We’re America, so bigger is better. Except when it’s not, like when it drives up our carbon footprint and consumption without really making us any happier.
YES magazine has some telling charts on the growth of home sizes in the United States.
The biggest appeal to me of downsizing is that it requires getting rid of all the stuff your family accumulates because you have space to accumulate.
Anyhow, here is the extreme counterpoint to the McMansion revolution in America: a tiny house:
In 2004, Williams sold her bungalow, shedding a mortgage payment of over $1,000 per month, and bought plans for an 84-square-foot house on wheels.
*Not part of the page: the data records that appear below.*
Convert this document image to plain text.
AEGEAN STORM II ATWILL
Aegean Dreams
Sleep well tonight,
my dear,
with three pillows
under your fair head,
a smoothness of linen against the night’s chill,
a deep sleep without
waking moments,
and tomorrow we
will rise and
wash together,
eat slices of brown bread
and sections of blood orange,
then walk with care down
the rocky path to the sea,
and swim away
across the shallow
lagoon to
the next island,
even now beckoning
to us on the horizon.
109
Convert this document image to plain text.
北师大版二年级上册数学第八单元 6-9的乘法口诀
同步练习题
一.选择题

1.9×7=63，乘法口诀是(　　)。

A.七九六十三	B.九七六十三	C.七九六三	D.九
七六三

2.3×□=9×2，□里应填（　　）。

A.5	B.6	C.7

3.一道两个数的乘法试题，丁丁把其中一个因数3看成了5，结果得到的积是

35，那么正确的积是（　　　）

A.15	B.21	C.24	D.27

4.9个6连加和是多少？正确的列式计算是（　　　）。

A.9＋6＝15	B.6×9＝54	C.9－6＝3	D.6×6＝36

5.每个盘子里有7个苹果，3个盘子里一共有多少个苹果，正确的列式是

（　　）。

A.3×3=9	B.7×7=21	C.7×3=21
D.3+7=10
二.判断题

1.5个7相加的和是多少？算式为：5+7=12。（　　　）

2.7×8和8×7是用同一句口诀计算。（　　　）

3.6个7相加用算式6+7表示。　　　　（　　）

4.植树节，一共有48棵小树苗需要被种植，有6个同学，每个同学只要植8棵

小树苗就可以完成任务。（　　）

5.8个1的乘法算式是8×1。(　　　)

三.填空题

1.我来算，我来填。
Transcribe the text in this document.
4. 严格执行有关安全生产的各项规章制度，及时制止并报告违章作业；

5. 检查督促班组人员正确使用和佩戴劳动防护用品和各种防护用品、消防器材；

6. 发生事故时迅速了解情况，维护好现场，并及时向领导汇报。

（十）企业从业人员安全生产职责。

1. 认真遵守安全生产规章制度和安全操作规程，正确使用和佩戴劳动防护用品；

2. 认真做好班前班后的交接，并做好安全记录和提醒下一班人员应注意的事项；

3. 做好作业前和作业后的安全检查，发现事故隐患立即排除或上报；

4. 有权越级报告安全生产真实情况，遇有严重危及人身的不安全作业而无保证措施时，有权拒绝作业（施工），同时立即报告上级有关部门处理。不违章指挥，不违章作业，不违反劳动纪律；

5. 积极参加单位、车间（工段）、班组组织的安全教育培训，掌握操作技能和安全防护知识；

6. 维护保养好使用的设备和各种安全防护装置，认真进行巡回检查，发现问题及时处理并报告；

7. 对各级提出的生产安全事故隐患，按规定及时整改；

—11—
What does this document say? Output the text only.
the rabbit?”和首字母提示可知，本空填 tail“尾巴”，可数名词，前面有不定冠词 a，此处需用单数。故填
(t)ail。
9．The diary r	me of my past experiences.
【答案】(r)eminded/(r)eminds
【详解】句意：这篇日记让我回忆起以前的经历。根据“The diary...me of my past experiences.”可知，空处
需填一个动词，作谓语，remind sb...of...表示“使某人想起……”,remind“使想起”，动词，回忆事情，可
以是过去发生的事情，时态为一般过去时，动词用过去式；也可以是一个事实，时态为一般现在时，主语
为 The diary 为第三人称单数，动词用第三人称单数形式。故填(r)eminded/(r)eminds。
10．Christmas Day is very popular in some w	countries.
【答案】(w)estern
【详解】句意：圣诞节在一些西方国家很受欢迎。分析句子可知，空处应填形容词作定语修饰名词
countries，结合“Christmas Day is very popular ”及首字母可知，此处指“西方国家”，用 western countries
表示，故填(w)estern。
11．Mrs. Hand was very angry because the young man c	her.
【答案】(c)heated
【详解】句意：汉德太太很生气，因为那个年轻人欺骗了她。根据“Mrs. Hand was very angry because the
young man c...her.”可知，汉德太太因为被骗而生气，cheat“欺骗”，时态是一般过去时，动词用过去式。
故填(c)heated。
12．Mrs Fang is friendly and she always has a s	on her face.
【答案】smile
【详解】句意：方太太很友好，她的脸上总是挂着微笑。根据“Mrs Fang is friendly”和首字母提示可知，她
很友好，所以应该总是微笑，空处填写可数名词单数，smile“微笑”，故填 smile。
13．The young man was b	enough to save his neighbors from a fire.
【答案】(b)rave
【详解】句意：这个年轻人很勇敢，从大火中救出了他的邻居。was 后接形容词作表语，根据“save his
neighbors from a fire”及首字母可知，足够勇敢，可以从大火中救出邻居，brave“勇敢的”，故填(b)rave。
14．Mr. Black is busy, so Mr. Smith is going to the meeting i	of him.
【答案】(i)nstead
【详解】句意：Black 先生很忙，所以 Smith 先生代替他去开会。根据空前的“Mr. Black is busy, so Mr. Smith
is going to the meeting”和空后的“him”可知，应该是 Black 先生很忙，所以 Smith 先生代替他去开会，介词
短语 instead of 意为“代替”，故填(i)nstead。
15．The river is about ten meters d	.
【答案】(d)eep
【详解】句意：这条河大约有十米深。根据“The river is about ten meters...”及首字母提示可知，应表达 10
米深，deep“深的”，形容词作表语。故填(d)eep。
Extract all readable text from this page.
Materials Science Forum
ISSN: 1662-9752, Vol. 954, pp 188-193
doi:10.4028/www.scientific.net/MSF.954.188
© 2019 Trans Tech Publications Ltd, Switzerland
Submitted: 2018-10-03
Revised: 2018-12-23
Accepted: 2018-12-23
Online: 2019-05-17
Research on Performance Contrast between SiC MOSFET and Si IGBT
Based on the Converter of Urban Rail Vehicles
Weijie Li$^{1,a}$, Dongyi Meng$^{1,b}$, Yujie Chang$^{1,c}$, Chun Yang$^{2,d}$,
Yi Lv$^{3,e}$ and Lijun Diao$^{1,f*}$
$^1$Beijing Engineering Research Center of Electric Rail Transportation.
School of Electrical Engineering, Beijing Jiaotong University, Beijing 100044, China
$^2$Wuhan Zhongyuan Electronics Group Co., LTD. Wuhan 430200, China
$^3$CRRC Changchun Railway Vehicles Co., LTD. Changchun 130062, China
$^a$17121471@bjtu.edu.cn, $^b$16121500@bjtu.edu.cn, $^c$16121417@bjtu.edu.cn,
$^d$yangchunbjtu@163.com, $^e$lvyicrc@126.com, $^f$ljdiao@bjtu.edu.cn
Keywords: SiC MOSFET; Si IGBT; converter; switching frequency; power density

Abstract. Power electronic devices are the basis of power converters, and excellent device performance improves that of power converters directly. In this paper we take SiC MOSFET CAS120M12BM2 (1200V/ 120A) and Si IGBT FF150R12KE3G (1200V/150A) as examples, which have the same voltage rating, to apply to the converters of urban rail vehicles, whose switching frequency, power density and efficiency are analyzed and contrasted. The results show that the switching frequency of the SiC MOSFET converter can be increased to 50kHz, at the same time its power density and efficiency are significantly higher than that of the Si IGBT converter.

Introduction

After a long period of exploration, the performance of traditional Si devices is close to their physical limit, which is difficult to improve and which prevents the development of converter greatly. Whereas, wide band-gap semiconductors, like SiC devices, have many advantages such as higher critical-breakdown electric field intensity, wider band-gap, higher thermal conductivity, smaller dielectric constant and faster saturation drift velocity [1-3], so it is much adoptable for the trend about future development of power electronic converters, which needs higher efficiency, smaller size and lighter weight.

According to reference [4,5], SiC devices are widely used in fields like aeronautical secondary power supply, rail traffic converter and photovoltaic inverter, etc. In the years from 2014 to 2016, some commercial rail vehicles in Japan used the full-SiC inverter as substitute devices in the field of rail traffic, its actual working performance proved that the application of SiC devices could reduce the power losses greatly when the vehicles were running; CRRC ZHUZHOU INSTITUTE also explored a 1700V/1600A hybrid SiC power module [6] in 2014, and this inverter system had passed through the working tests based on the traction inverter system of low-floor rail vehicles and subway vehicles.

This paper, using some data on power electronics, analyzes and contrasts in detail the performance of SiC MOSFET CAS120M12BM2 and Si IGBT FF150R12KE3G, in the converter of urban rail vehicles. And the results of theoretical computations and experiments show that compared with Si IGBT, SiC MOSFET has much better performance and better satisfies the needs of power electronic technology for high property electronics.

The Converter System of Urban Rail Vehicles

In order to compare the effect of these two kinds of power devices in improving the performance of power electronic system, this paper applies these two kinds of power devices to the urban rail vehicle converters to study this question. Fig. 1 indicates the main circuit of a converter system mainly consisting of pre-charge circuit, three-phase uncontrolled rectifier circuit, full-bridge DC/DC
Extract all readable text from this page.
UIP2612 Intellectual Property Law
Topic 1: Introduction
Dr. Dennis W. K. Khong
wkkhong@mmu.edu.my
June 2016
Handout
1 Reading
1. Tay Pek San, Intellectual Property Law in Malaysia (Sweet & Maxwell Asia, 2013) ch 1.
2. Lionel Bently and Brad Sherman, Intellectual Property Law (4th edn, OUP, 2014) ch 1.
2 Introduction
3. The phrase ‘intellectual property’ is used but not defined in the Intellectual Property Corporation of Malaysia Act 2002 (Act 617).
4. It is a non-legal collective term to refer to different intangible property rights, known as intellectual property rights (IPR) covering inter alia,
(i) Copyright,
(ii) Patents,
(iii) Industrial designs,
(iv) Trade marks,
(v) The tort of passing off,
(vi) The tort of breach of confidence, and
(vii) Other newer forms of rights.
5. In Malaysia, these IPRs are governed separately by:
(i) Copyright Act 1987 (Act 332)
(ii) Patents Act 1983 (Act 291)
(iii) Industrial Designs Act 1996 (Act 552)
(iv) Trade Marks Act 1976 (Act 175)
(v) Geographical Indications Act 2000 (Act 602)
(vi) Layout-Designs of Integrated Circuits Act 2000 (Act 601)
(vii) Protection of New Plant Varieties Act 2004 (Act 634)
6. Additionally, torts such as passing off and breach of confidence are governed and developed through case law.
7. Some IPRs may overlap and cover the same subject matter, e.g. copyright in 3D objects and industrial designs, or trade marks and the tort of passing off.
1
It cost her $10,000 to build, a quarter of which went for photovoltaic panels that generate her electricity. Now her house is paid for, and her monthly bills total about $8—for heating.
Even with the economic freedom she gained, it wasn’t easy to leave her house. “I loved my house and I liked my community in Portland.” And she knew that day-to-day life in the tiny house would be very different. “I’m going to have to carry water, I’m going to have to deal with my compost toilet, find a place to shower.”
“It was scary,” she admits. “But I also felt like, God! This is so cool!”
Leaving her stuff behind was not that hard for Williams. It was liberating. She got rid of photos, old love letters, her college letter jacket—“all that crap that you have because it reminds you of who you used to be.” Her friends and family have quit giving her things for Christmas, she says, “unless I get some kind of, you know, short fork!” She allows herself to own no more than 300 items, and she keeps careful count. “Not because I have obsessive-compulsive disorder,” she laughs, but because she once bet a friend that she had less stuff than he did. She’s kept count ever since.
I know my wife and kids could not go that low, but it’s an example of how simplicity can work. And how current assumptions about what we think we need are both out of tune with reality, and way, way, off.